Rajan and Ammu wish to marry each other. Ammu, an elementary school teacher, encourages him and sponsors him to enroll for Master's degree in Business Administration from the prestigious Cochin University. Rajan meets Anil Kumar at the university. Rajan secures a good job once he completes the course. But then, his boss Balachandran, Madhavan's disciple, wishes to marry his daughter, Nalini, to Rajan. Madhavan, in spite of knowing his son and Ammu's love, insists that Rajan marry Nalini. Helplessly, Rajan obeys his father. Ammukutty desperately starts living alone separately in her house thereafter and continues her job.

Nalini goes to town from her ancestral home to attend her interview with Harvard University. Busy with his job, Rajan also wants to leave. Upon Ammu's request, he leaves his son with her. Babumon and Ammu become close and they spend the days happily.

Nalini passes the interview and is all set to go to the U.S. Knowing her son's relation with Ammu, she asks Rajan to bring Ammu as a servant to look after her son when she's away in the U.S. Rajan tells her Ammu is the one who spent money for his higher studies. Nalini later tries to return the amount which Ammu spent on her husband. Ammu remorsefully shouts at her. Understanding his wife's fault, Rajan slaps her and reveals their unfruitful love story. Ammukutty later feels sorry for her words and advises Nalini.

Nalini repents for her rudeness and wishes to stay back in India with her family. But upon Ammu's insistence, telling her not to lose a great opportunity, Rajan and Nalini unanimously decide to get Nalini to fly to the U.S. for her fellowship. Madhavan's health slowly recovers.
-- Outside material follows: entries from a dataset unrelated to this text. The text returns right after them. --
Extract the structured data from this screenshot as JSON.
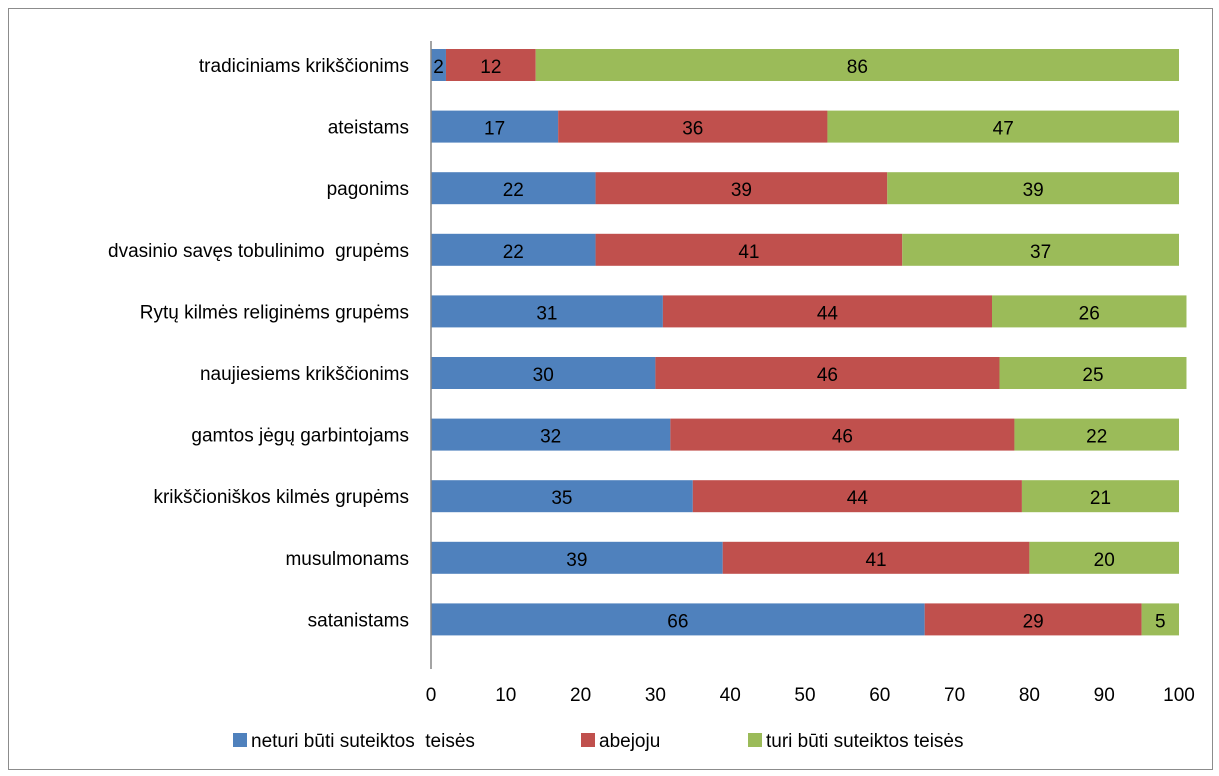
{
  "chart_data": {
    "type": "bar",
    "orientation": "horizontal",
    "stacked": true,
    "categories": [
      "tradiciniams krikščionims",
      "ateistams",
      "pagonims",
      "dvasinio savęs tobulinimo  grupėms",
      "Rytų kilmės religinėms grupėms",
      "naujiesiems krikščionims",
      "gamtos jėgų garbintojams",
      "krikščioniškos kilmės grupėms",
      "musulmonams",
      "satanistams"
    ],
    "series": [
      {
        "name": "neturi būti suteiktos  teisės",
        "color": "#4f81bd",
        "values": [
          2,
          17,
          22,
          22,
          31,
          30,
          32,
          35,
          39,
          66
        ]
      },
      {
        "name": "abejoju",
        "color": "#c0504d",
        "values": [
          12,
          36,
          39,
          41,
          44,
          46,
          46,
          44,
          41,
          29
        ]
      },
      {
        "name": "turi būti suteiktos teisės",
        "color": "#9bbb59",
        "values": [
          86,
          47,
          39,
          37,
          26,
          25,
          22,
          21,
          20,
          5
        ]
      }
    ],
    "xlim": [
      0,
      100
    ],
    "xticks": [
      "0",
      "10",
      "20",
      "30",
      "40",
      "50",
      "60",
      "70",
      "80",
      "90",
      "100"
    ],
    "title": "",
    "xlabel": "",
    "ylabel": "",
    "grid": false,
    "legend_position": "bottom"
  }
}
Rajan, Nalini, and their son happily go back, leaving Ammukutty again in her loneliness.

==Cast==

- Mammootty as Rajan
- Mohanlal as Anil Kumar
- Seema as Ammukkutty (Voice by Kottayam Shanta)
- Balan K. Nair as Madhavan
- Unnimary as Nalini (Voice by Aanandavalli)
- Lalu Alex as Padmanabhan
- Sumithra as Seethalakshmi (Voice By Bhagyalekshmi)
- Master Prasobh as Babumon
- Kuthiravattam Pappu as Kutti Narayanan
- Janardhanan as Balachandran
- Adoor Bhasi as Achuthan
- Sukumari as Cheeru
- Shubha as Vishalam
- Jalaja as Sindhu
- Kundara Johnny as Gopinath

==Soundtrack==
The music was composed by Shyam, and the lyrics were written by Kavalam Narayana Panicker.

| No. | Song | Singers | Lyrics | Length (m:ss) |
|---|---|---|---|---|
| 1 | "Allimalar" | S. Janaki | Kavalam Narayana Panicker |  |
| 2 | "Onnaanaam Oonjal" | P. Susheela, Chorus | Kavalam Narayana Panicker |  |

==Reception==
The film was a commercial success at the box office.